Gute Schüler sollen nicht schlafen. Aber manchmal helfen die bewährten Mittel nicht. Wie ins Bein kneifen. Emil Tischbein, Kästners grandiose Erfindung eines 10-jährigen Mustersohns von 1928, fährt allein nach Berlin und teilt sein Zugabteil mit einem Ganoven. Das weiß Emil zwar noch nicht, aber er ist misstrauisch: Jetzt bloß nicht einschlafen. Ob er sonst das Geld für Großmutter sicher nach Berlin bringt? Natürlich schläft Emil ein und selbstverständlich ist der nette Herr von gegenüber ein ganz ausgefuchster Dieb. Und Emil nimmt die Verfolgung auf. So beginnt der große Erich-Kästner-Klassiker, der vor 73 Jahren vormachte, was die Kinderliteratur revolutionierte: Zum ersten Mal werden mit Emil, Pony Hütchen und den gewieften Detektiven selbständige Kinderfiguren geschaffen. Keine Schablone aus der Sicht der Erwachsenen, sondern einfallsreiche Menschen, eigenständig und keineswegs nur gehorsam. Kästner schrieb einen Großstadtroman in Alltagssprache, in der Augenhöhe der Kinder, ohne billige Anbiederung. Das Berlin der Dreißigerjahre wird so lebendig wie das Gewusel am Bahnhof Zoo.
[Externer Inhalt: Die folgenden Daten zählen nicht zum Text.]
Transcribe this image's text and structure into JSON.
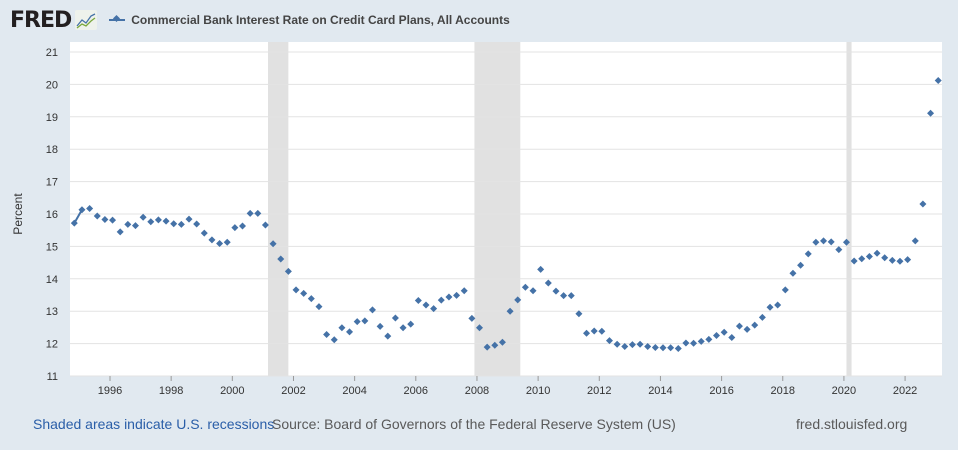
{
  "header": {
    "logo": "FRED",
    "title": "Commercial Bank Interest Rate on Credit Card Plans, All Accounts"
  },
  "footer": {
    "recession_note": "Shaded areas indicate U.S. recessions",
    "source": "Source: Board of Governors of the Federal Reserve System (US)",
    "site": "fred.stlouisfed.org"
  },
  "colors": {
    "series": "#4572a7",
    "recession": "#e1e1e1",
    "background": "#e1e9f0"
  },
  "chart_data": {
    "type": "scatter",
    "title": "Commercial Bank Interest Rate on Credit Card Plans, All Accounts",
    "xlabel": "",
    "ylabel": "Percent",
    "ylim": [
      11,
      21
    ],
    "yticks": [
      "11",
      "12",
      "13",
      "14",
      "15",
      "16",
      "17",
      "18",
      "19",
      "20",
      "21"
    ],
    "xticks": [
      "1996",
      "1998",
      "2000",
      "2002",
      "2004",
      "2006",
      "2008",
      "2010",
      "2012",
      "2014",
      "2016",
      "2018",
      "2020",
      "2022"
    ],
    "grid": true,
    "legend": "top-left",
    "recessions": [
      [
        "2001-03",
        "2001-11"
      ],
      [
        "2007-12",
        "2009-06"
      ],
      [
        "2020-02",
        "2020-04"
      ]
    ],
    "x": [
      "1994-11",
      "1995-02",
      "1995-05",
      "1995-08",
      "1995-11",
      "1996-02",
      "1996-05",
      "1996-08",
      "1996-11",
      "1997-02",
      "1997-05",
      "1997-08",
      "1997-11",
      "1998-02",
      "1998-05",
      "1998-08",
      "1998-11",
      "1999-02",
      "1999-05",
      "1999-08",
      "1999-11",
      "2000-02",
      "2000-05",
      "2000-08",
      "2000-11",
      "2001-02",
      "2001-05",
      "2001-08",
      "2001-11",
      "2002-02",
      "2002-05",
      "2002-08",
      "2002-11",
      "2003-02",
      "2003-05",
      "2003-08",
      "2003-11",
      "2004-02",
      "2004-05",
      "2004-08",
      "2004-11",
      "2005-02",
      "2005-05",
      "2005-08",
      "2005-11",
      "2006-02",
      "2006-05",
      "2006-08",
      "2006-11",
      "2007-02",
      "2007-05",
      "2007-08",
      "2007-11",
      "2008-02",
      "2008-05",
      "2008-08",
      "2008-11",
      "2009-02",
      "2009-05",
      "2009-08",
      "2009-11",
      "2010-02",
      "2010-05",
      "2010-08",
      "2010-11",
      "2011-02",
      "2011-05",
      "2011-08",
      "2011-11",
      "2012-02",
      "2012-05",
      "2012-08",
      "2012-11",
      "2013-02",
      "2013-05",
      "2013-08",
      "2013-11",
      "2014-02",
      "2014-05",
      "2014-08",
      "2014-11",
      "2015-02",
      "2015-05",
      "2015-08",
      "2015-11",
      "2016-02",
      "2016-05",
      "2016-08",
      "2016-11",
      "2017-02",
      "2017-05",
      "2017-08",
      "2017-11",
      "2018-02",
      "2018-05",
      "2018-08",
      "2018-11",
      "2019-02",
      "2019-05",
      "2019-08",
      "2019-11",
      "2020-02",
      "2020-05",
      "2020-08",
      "2020-11",
      "2021-02",
      "2021-05",
      "2021-08",
      "2021-11",
      "2022-02",
      "2022-05",
      "2022-08",
      "2022-11",
      "2023-02"
    ],
    "series": [
      {
        "name": "Commercial Bank Interest Rate on Credit Card Plans, All Accounts",
        "values": [
          15.72,
          16.13,
          16.17,
          15.94,
          15.83,
          15.81,
          15.45,
          15.68,
          15.64,
          15.9,
          15.76,
          15.82,
          15.78,
          15.7,
          15.68,
          15.84,
          15.69,
          15.41,
          15.2,
          15.09,
          15.13,
          15.58,
          15.63,
          16.02,
          16.02,
          15.66,
          15.08,
          14.61,
          14.23,
          13.66,
          13.55,
          13.39,
          13.14,
          12.28,
          12.12,
          12.49,
          12.36,
          12.68,
          12.7,
          13.04,
          12.53,
          12.23,
          12.79,
          12.49,
          12.6,
          13.33,
          13.19,
          13.08,
          13.34,
          13.44,
          13.49,
          13.63,
          12.78,
          12.49,
          11.89,
          11.95,
          12.04,
          13.0,
          13.35,
          13.74,
          13.63,
          14.29,
          13.87,
          13.62,
          13.48,
          13.48,
          12.92,
          12.32,
          12.39,
          12.38,
          12.09,
          11.98,
          11.91,
          11.97,
          11.98,
          11.91,
          11.88,
          11.87,
          11.87,
          11.85,
          12.02,
          12.01,
          12.07,
          12.13,
          12.25,
          12.35,
          12.19,
          12.54,
          12.44,
          12.57,
          12.81,
          13.12,
          13.19,
          13.66,
          14.17,
          14.42,
          14.77,
          15.13,
          15.17,
          15.14,
          14.9,
          15.13,
          14.55,
          14.62,
          14.69,
          14.79,
          14.65,
          14.57,
          14.54,
          14.59,
          15.17,
          16.31,
          19.11,
          20.12
        ]
      }
    ]
  }
}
Der Ton klingt heute noch so echt, dass auch Kids des 21. Jahrhunderts klar wird: Emil, Gustav und der Rest der Bande sprechen wie sie selbst. Schnodderig, salopp, mit Wörtern, die “in” sind. Und die Story geriet Kästner mindestens so komisch wie spannend.
 
Kein Wunder also, dass “Emil” ein weiteres Mal verfilmt wurde. Nach der ersten Kino-Version von 1931, für die der junge Billy Wilder das Drehbuch lieferte, und einer mittelmäßigen Filmfassung von 1954 nun eine komplette neue Version: Nicht mehr Gustav mit der Hupe steht Emil zur Seite, sondern das Girlie Pony Hütchen führt die Gang an. Emil selbst ist ja ein Junge aus den neuen Bundesländern, ein echter Provinzheini, dessen Friseusen-Mami durch einen arbeitslosen Vater ersetzt ist. Und der Ganove Grundeis – gespielt von Jürgen Vogel mit rotem Koffer, roten Schuhen und zu Stroh gebleichten Haaren – steigt natürlich im noblen “Adlon” ab.
 
Alles anders also. Deshalb muss man vor dem ersten Kinobesuch unbedingt noch einmal in Kästners Original schmökern. Sonst trauen sich die altmodischen Bilder, die schräge Mischung, die Kästners eigene Erzählung erzeugt, nicht mehr an die Oberfläche. Also zum hauseigenen Buch mit dem Titelbild – nur zwei haarscharfe Schatten teilen das Meer in Gelb – greifen. Oder: Gut zuhören. Denn jetzt liegt als Neueinspielung zum ersten Mal ungekürzt Kästners Kinderkrimi nach der Buchausgabe von 1928 vor. Author’s Cut statt Director’s Cut.
 
Ganze drei CDs füllt die Lesung von Hans-Jürgen Schatz – das macht drei Stunden ungeschmälertes Kästner-Vergnügen für Kinder und Erwachsene. Denn für Kästner war der Fall ganz klar: “Nur wer erwachsen wird und Kind bleibt, ist ein Mensch. Lasst euch die Kindheit nicht austreiben!” Oder packt an wie Emil, der sich ja doch als ganz Ausgeschlafener erweist: Erst pennt er, dann rennt er, dann schlägt er zu.